We returned home, I checked and the house was still on the market. I decided to google nearby 16-18 colleges, and found a performing arts diploma that looked even better than the one my daughter had found. Maybe I had found a solution? I decided that I would go and look at the house, without telling the girls. Maybe if I saw it in person I wouldn't like it and I could forget the whole idea.


At this point I decided to reach out to the wids. What if this was just one of those phases that widows go through? I was past the year that everyone says to wait before making big decisions, but what if every widow fantasises about moving away from everything familiar and starting over, and then gets over it? One of my favourite things about the WAY community is that having lived through similar experiences, they just get it (and they say what they really think!).


I posted on the facebook page, and got mixed advice, everything from "do it" to "don't do it" to "wait until your daughter finishes college". But then I got a message from a lady called Sylvia. "I'm in Somerset, you should check out this house near me, we would be neighbours!". She posted a link to rightmove. To the SAME house that I had been looking at for 3 or 4 months at this point. It's difficult to explain how I felt. I don't really believe in fate, especially now, but there was an excitement and feeling of destiny in all that was happening.

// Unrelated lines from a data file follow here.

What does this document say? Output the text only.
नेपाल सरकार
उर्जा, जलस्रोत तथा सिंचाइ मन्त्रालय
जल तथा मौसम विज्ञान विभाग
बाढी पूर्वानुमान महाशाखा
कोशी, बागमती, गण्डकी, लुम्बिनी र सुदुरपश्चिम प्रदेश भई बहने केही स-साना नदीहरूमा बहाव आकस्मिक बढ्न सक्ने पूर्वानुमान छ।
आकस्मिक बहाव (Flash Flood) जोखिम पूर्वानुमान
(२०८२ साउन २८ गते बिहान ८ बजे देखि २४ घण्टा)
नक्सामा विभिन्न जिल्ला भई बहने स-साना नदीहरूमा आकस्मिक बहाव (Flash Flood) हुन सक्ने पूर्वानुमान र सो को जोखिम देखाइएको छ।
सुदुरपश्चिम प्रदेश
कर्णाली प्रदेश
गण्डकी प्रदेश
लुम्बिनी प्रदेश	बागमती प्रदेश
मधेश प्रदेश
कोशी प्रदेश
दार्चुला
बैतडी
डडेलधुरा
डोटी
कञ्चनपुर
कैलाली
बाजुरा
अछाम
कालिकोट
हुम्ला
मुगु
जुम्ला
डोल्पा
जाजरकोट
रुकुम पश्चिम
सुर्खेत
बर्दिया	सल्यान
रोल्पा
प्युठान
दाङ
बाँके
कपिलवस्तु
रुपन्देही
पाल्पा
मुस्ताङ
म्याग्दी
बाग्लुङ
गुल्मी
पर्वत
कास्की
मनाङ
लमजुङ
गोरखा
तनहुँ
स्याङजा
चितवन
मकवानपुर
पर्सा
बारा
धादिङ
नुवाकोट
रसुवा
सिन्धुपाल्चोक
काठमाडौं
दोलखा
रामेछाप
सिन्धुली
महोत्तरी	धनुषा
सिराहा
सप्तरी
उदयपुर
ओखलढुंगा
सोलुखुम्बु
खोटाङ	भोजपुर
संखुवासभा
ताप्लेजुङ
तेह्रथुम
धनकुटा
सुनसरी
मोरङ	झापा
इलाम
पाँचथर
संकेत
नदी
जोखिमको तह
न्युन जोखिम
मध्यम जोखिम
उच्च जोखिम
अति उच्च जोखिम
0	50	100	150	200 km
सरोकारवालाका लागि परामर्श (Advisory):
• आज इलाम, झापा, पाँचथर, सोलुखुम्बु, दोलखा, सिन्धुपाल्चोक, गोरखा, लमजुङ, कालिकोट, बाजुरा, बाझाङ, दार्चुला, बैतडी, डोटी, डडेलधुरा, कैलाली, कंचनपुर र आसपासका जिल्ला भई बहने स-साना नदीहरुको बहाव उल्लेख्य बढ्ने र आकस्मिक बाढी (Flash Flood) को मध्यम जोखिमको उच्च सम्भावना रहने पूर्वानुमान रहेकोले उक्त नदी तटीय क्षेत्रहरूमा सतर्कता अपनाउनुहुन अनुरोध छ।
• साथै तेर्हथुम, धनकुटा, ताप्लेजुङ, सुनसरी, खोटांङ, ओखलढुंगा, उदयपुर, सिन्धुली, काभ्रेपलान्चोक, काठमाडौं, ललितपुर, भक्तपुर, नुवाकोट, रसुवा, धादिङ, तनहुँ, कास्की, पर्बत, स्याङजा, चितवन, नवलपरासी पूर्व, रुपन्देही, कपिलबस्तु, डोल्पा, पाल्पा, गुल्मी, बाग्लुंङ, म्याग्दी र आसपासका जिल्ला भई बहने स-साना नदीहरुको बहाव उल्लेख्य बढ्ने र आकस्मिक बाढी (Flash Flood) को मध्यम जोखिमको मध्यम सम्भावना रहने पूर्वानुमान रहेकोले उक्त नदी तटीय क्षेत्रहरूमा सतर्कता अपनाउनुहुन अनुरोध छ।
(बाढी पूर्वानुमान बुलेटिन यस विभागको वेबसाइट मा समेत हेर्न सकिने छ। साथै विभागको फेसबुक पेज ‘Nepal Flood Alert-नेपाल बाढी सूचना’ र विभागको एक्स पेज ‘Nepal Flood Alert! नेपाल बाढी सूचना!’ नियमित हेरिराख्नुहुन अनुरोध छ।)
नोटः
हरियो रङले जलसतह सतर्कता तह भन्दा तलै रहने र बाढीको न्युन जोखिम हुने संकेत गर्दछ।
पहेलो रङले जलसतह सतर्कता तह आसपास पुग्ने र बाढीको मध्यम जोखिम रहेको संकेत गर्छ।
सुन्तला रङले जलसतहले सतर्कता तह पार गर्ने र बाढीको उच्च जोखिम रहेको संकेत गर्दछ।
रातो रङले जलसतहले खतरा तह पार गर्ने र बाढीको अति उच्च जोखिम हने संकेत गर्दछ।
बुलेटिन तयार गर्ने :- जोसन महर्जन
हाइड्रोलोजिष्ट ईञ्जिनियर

I booked an appointment to view the house, then realised that there was a college open day later the same week. I decided to involve the girls, and rearranged my viewing to coincide with the open day - and arranged to meet Sylvia, with whom I was chatting almost daily, that day too. I told my daughters that if they didn't like the house, or the college they just had to say, and I would forget the whole thing until the youngest had left college. I needn't have bothered - both girls loved the house, the college was a hit. Our house was on the market two weeks later and the chain was complete within a month. The rest of the process went remarkably smoothly, despite the COVID-19 interruptions.


We moved into the house in early June, and we love it. Sylvia's daughter and mine have become friends, Sylvia and I are also friends and meet regularly. It sounds cheesy, but it feels like this house has been a gift from Chris. And I get to walk on the beach at sunset almost every day!